I agree. But nonetheless, for someone whose interested into really digging deep into the nuances of the stories it’s beneficial. But it’s not required.
Don’t forget though that the Bible was not written in a single language. In fact… it was written over such a long period of time that some of what we consider the original language could have been a translation from an earlier text or earlier story telling tradition.
I like the bible project. Although i dont agree with all their possitions. For me they really make the bible an alegory story connected to each other which is not always the case
I have been greatly encouraged at Biologos interviewing Tim Mackie. The Bible Project is a great resource explaining so much of the Bible in a way that is so easily accessible. Their clear presentation of the gospel is therefore a great tool in making the gospel clear. (Minor issues can be addressed separately). As Tim indicated when he referred to Ephesians and the diversity of ways God has equipped His church - the diversity is rich but bring clear glory to God. (A diversity which is also a theme in all of creation).
For Biologos to interview someone like Tim makes a clear statement then of how Biologos can also be about reading the Bible as it was intended to be read.
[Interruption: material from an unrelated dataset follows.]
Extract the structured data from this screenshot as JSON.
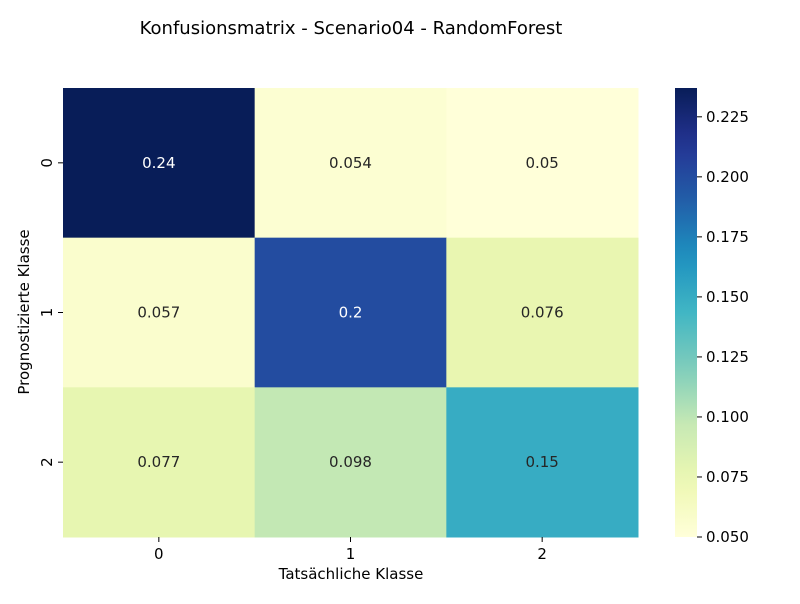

As Tim put in, considering the Bible’s human agency while being God’s word to us. So many try to make the Bible more of a “golden tablets falling from heaven”. To consider the gramatical-historical context of the Bible’s text is so relevant to what Biologos stands for that I find encouraging.
Tim’s points about the image of God was also encouraging in the context of Biologos. We cannot scientifically see the image of God in us. Yet this is what is so unique about humanity. While addressing questions of human origins we cannot see when this happens as the image of God will not be in the fossil record. As Tim put it, it is a different question than what the Bible addresses.
Thank you for interviewing Tim Mackie.